Quelques dizaines de syndiqués ont donc commencé à faire du piquetage la nuit dernière devant l’usine de Sainte-Thérèse, qui produit des véhicules commerciaux.

C’est le troisième conflit de travail en quatre conventions collectives, explique le représentant national d’Unifor Martin Lambert. Les membres voudraient que leur syndicat poursuive les négociations en lieu et place de devoir piqueter dehors, habitués un peu à cette politique-là, a-t-il expliqué.

Divergences sur les retraites

Les négociations avaient repris samedi, dans l’espoir de dénouer l’impasse. Les négociations achoppent sur le régime de retraite et sur l’assurance collective. La mésentente ne se situe pas au niveau salarial.

Une travailleuse a affirmé que présentement, il y a deux groupes pour le plan de retraite, et disons que le groupe B perd beaucoup comparativement au groupe A. Elle se demande pourquoi tout le monde n’aurait pas droit au même plan de retraite?

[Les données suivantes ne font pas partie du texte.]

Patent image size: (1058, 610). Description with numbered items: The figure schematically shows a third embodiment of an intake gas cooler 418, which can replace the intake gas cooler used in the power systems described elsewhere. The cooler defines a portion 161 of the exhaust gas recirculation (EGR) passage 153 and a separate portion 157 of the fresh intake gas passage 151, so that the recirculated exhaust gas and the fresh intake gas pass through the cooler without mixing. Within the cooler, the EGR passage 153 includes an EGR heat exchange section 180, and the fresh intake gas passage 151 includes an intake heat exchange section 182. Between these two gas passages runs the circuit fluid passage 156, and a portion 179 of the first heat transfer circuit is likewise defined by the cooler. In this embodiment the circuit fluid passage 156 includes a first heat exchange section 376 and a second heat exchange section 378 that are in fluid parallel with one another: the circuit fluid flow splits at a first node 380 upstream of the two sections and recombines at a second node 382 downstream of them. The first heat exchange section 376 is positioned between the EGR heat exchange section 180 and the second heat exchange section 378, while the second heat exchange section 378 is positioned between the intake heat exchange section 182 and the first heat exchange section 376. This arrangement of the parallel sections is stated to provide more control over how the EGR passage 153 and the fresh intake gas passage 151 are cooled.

Unifor rappelle que les travailleuses et les travailleurs se prononceront, demain, sur une nouvelle offre patronale, et s’indigne de la manière de procéder de l’entreprise.

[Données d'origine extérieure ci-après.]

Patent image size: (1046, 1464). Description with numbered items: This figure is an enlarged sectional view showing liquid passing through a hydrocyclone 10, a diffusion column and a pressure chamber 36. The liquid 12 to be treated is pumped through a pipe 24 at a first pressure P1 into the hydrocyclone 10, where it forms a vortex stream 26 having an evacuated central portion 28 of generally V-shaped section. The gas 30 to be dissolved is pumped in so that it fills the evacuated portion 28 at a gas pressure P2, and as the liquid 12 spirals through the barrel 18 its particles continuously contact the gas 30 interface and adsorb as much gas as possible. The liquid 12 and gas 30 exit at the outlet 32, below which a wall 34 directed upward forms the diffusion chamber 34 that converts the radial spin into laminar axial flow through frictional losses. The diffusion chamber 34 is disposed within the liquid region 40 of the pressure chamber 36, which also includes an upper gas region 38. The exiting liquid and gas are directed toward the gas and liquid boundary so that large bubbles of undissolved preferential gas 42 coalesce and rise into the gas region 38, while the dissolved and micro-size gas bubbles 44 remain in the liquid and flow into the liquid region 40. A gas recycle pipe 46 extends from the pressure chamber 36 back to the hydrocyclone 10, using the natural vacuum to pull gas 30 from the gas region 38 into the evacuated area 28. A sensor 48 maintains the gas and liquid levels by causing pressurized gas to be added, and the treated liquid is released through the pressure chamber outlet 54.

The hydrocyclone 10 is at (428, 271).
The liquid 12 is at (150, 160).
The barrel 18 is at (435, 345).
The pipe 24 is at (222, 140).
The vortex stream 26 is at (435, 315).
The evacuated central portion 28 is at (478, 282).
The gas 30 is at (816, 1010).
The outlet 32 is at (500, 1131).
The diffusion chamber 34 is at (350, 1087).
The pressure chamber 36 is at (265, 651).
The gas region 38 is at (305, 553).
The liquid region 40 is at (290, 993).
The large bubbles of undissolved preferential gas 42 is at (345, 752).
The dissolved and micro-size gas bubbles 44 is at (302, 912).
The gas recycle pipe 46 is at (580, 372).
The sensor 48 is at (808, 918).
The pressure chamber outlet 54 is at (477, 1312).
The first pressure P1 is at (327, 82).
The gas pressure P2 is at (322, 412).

Déjà vendredi, les employés de Paccar avaient rejeté à 61 % l’offre qualifiée de globale et de finale par l’entreprise.

Le moral est bon malgré le fait que ce soit un temps très froid. On est bien organisés cette année, on a une roulotte de chantier, puis on est prêts.

Un employé

Le syndicat ne veut pas dire s’il recommande ou non la nouvelle proposition de Paccar qui sera soumise au vote lundi à Laval.

Paccar a un historique de conflits de travail assez longs. Dans les années 1990, la direction avait même fermé l’usine, qui avait rouvert avec l’aide du gouvernement du Québec, et principalement de Bernard Landry.

L’usine de Paccar à Sainte-Thérèse emploie environ 1400 travailleurs et produit des camions de marques Peterbilt et Kenworth.